Neuronal hyperexcitability is an important pathological basis of seizures [37]. Studies have shown that hippocampal hyperexcitability exists even before recurrent spontaneous seizures begin [38]. The hyperexcitability of hippocampal CA1 was found in the epileptic models induced by kainic acid [39] and pilocarpine [40]. Our study results are consistent with the mentioned above studies that the frequency of action potentials was increased, and the latency and duration of action potentials were significantly decreased in hippocampal CA1 neurons from PTZ-induced epileptic rats.

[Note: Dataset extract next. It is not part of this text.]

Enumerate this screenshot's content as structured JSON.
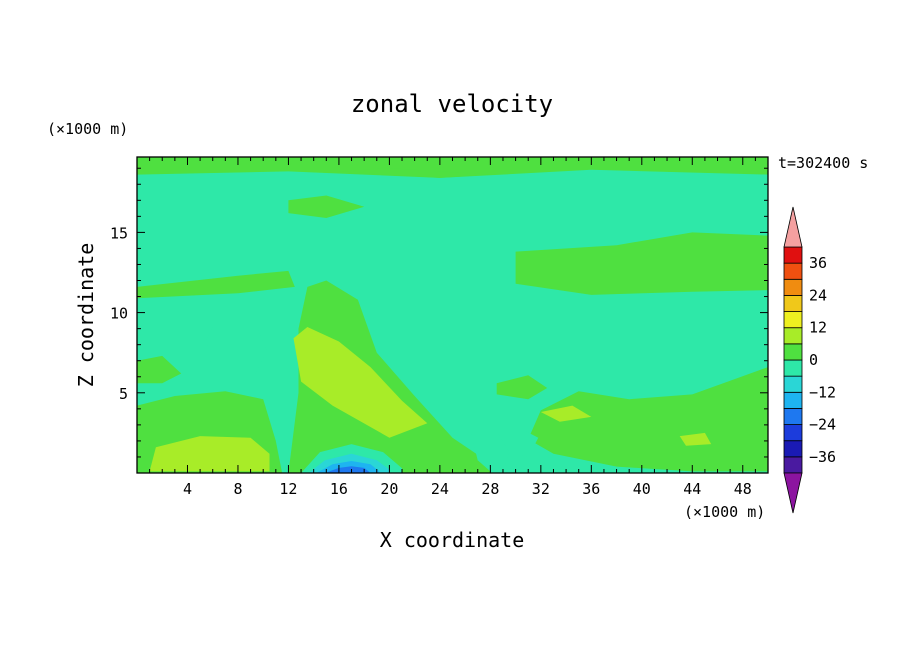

It has been reported that neuronal depolarization and hyperexcitability may be related to the increase of extracellular glutamate levels [41]. N-methyl-d-aspartate (NMDA)-receptor is a subtype of ionic glutamate receptor and its activation induces burst discharges in neurons. IBP has been reported to regulate the function of NMDA receptors [42, 43]. The change of K+ and Ca2+ ion channels is also an important link affecting the excitability of neurons. It has been demonstrated that the T-type Ca2 + channel is related to burst firing in CA1 hippocampal pyramidal neurons in the animal epilepsy model [44]. There is evidence that IBP exerts a neuroprotective effect by inhibiting mitochondrial Ca2+ overload [15]. IBP also inhibits cardiac Na+ and Ca2+ channels [45]. Our experimental results showed that the latency and duration of action potentials and rheobase were significantly higher in the IBP group than them in the control group. Compared with the PTZ group, the rheobase, the latency and duration of action potentials were significantly increased, and the frequency of action potentials was significantly decreased from the IBP + PTZ group rats. The above results are evidence that IBP can reduce seizures by affecting the neuronal excitability in PTZ-induced epileptic rats. However, the specific mechanism of IBP on neuronal excitability, including the effects on NMDA and GABA receptors and various ion channels, need to be further studied.

In conclusion, IBP can reduce seizure scores and hippocampal neuronal damage and affect the excitability of hippocampal neurons in PTZ induced rats through COX-2/NLRP3/IL-18 pathway. These effects of IBP may be the basis of its antiepileptic and neuroprotective actions.